Duress is where someone forces another into a bad position, eg by setting the house on fire first.

Duress only implies impaired judgment of the contract signer as due to immediate fear; it doesn’t imply the other party created the situation. Any lawyer would easily argue that the fire department charged an irrationally high cost for fire fighting that the home owner wouldn’t have agreed to had they had time to fully weight the cost and benefits of fire fighting services. In the worst case, one only need say they planned to demolish the house in the near future and therefore paying to have the fire extinguished was irrational.

A contract for non-insurance, pay-for-use fire fighting would only be enforceable if signed before the fact.


This is the heart of the matter. The firefighters were within their rights to refuse to let him buy their services, but it would have been better for everyone involved if they had put out the fire, then billed him for the cost.


> He was willing to pay thousands.

Any agreement to pay while his house is burning is unenforceable.

I've been in a similar position. Once the emergency was over, the person decided that it really wasn't worth what he agreed at the time.


Libertarians and the free market? Isn't this story about a government-run fire department?


No, it's a story about a municipal fire department that had a business relationship with surrounding unincorporated communities.


Aren't both these points true?


No, because the fire department in question had nothing to do with the government that represented these homeowners, just as the fire department of Rockford, IL has nothing to do with Oak Park.

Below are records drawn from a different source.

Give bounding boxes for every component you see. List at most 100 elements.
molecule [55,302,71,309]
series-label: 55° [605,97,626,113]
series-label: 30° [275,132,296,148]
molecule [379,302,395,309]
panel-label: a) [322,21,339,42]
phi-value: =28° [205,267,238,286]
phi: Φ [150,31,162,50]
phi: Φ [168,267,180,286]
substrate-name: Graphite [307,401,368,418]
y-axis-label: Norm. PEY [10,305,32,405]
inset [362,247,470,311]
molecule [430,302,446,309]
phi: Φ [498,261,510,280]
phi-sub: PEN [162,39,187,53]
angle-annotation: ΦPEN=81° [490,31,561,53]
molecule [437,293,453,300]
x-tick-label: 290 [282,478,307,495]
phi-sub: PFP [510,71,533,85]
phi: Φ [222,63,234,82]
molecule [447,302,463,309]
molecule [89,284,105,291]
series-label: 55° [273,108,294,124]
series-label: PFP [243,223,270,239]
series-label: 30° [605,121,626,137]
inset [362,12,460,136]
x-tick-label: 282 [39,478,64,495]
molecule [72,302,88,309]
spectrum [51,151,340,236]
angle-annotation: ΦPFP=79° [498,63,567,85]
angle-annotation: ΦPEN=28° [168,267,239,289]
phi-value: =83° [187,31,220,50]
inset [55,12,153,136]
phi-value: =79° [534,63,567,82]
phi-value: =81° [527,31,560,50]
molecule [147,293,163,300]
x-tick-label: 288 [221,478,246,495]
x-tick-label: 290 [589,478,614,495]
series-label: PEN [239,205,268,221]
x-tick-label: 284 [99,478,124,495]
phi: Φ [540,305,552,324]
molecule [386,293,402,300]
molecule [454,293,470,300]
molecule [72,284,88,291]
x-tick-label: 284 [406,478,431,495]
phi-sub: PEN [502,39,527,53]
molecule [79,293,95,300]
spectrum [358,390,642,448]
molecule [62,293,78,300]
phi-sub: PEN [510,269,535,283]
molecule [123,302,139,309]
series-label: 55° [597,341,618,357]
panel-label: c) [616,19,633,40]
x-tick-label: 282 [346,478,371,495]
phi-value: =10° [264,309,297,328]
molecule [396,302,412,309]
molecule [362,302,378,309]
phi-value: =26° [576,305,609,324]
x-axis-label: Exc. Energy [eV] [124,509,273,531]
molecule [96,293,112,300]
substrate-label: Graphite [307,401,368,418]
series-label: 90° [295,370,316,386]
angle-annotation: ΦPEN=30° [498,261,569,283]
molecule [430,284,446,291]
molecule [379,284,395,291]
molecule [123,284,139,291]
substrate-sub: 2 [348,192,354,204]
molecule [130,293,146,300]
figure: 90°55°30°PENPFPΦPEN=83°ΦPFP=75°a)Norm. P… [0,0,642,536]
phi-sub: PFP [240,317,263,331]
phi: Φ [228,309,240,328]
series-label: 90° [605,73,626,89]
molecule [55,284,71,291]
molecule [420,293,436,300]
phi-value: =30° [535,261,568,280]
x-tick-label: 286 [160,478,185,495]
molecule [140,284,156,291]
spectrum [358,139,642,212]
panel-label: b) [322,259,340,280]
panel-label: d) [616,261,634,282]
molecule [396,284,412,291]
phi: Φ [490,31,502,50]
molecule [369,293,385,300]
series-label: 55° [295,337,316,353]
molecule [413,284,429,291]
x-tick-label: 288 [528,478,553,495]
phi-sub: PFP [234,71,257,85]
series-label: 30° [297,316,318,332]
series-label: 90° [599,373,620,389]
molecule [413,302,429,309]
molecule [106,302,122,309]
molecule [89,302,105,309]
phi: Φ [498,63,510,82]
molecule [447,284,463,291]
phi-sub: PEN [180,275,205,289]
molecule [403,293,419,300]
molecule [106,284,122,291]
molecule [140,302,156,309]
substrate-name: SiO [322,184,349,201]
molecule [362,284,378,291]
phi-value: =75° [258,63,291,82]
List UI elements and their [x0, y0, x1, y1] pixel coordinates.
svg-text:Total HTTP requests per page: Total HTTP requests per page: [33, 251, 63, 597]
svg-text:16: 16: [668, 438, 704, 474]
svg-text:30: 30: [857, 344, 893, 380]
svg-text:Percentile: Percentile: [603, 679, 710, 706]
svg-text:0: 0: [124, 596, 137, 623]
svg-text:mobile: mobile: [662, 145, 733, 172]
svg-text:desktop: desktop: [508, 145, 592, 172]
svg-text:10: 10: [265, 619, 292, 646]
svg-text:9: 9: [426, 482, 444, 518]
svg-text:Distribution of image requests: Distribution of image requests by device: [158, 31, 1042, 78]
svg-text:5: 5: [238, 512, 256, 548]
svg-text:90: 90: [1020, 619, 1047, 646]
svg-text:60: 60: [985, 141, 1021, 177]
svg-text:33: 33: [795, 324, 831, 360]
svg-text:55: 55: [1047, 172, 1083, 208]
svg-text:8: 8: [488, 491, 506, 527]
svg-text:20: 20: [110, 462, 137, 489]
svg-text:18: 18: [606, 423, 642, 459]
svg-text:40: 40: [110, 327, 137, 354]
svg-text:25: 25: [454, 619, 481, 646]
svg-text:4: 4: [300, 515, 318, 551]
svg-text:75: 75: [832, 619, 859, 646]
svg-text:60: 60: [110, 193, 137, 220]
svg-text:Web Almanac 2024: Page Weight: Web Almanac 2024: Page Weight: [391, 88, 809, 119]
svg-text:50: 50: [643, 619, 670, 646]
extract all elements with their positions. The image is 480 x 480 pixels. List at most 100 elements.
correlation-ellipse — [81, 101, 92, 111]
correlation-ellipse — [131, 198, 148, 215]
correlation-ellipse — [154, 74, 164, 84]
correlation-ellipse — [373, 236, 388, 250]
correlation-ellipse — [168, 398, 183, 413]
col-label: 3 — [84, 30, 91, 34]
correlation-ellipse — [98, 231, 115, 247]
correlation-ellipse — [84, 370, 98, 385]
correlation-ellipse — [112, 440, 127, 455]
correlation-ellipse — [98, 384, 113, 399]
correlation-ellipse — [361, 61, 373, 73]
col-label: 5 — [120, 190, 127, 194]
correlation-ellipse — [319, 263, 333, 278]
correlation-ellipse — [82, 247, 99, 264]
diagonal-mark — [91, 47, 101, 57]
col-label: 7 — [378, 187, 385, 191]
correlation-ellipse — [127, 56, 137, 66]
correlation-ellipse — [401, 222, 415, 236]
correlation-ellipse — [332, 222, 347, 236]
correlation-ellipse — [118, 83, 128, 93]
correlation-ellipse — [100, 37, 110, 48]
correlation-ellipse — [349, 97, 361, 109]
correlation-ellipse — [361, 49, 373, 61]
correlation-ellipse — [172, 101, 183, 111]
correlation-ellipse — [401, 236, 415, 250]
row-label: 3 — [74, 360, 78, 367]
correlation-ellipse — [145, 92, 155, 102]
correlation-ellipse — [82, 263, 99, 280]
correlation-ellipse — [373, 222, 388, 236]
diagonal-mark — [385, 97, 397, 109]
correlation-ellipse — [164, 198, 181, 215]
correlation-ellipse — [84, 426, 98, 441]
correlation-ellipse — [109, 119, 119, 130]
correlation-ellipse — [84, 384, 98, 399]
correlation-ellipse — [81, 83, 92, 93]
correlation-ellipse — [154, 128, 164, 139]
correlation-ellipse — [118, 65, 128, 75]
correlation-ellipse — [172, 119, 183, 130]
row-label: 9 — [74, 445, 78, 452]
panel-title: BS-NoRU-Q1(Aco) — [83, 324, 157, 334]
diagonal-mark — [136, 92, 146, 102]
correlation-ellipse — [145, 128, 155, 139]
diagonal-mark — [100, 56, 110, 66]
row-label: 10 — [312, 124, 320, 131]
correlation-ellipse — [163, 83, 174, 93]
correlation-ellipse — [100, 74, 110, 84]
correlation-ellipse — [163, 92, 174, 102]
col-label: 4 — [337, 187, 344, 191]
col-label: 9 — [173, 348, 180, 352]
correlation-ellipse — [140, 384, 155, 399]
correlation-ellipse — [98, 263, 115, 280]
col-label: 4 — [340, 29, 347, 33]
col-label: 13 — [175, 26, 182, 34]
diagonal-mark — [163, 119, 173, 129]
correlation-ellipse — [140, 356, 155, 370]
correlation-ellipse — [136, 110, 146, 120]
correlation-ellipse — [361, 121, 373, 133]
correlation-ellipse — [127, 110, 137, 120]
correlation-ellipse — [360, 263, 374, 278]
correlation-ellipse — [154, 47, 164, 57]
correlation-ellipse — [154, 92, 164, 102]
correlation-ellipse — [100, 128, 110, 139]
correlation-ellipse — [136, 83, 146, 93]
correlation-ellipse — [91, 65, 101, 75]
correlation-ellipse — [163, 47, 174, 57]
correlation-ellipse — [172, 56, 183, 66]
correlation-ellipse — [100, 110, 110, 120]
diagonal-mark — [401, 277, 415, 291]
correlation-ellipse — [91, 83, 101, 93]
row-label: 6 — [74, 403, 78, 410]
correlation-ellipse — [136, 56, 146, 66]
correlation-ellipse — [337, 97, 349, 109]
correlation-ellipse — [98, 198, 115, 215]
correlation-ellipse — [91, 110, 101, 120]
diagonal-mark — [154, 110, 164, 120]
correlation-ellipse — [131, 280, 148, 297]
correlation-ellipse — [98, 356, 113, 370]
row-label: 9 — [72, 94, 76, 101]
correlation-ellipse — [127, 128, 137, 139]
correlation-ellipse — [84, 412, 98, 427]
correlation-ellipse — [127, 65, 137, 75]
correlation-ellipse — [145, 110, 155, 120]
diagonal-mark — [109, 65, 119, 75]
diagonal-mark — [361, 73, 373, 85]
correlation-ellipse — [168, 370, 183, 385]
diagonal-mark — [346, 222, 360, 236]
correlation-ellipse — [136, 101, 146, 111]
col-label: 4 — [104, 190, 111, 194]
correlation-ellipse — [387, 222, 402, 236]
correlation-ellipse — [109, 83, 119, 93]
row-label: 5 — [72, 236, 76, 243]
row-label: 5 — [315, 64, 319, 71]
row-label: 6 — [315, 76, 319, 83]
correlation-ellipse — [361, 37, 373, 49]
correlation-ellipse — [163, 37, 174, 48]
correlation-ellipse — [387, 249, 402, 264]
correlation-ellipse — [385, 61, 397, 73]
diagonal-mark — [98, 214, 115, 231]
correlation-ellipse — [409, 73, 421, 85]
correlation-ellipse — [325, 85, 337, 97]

How does that make false the fact that the municipal fire department is run by a city? Government agencies at local and state levels make arrangements like this all the time without somehow ceasing to be run by the relevant government.

How are "libertarians" and the "free market" involved?


They aren't involved, except to the extent that the South Fulton PD made the mistake of offering market-based coverage to residents of surrounding areas when they should have just kept to their own city.


What, exactly, does the "free market" or "intellectual consistency" have to do with the firefighting policy of the governments of that city or the Alaskan city?


Incidentally, why exactly do you imagine libertarians are involved in this?


This thinking would only work in places where fire can't jump very far AND a very high percentage of people have paid. Living in Southern California with Santa Ana winds (warm, dry, and often over 50 mph) this would never work. The fire fighters can't just spray down the neighbor's houses because sparks can jump too far. A similar problem would occur if only 50% of people paid. Too many houses would burn for a reasonably sized fire department to protect the homes of the people who had paid.


To be fair, in big chunks of SoCal, it barely helps to aggressively fight every burning house. The pains of building houses on hills in an ecosystem centered around regular forest fires. :/


Fair enough. Still, fires do occasionally make it into the cities (I'm pretty sure I remember seeing one eat a neighborhood in San Bernardino a few years ago).


How about building houses made of stone?


Even stone and brick houses have flammable components. Even a completely non-flammable concrete bunker would have survivability issues with ventilation and temperature if surrounded by a forest fire for any significant length of time.


Yes. Though it probably does make a difference, does it?


A difference in detail here is that that fire was outside the city. Residents of that city don't opt-in, they just pay taxes to support firefighting services. There's no county-wide firefighting service in that area, so the city provides optional service to county residents whom the city can't levy taxes on - if they pay that fee.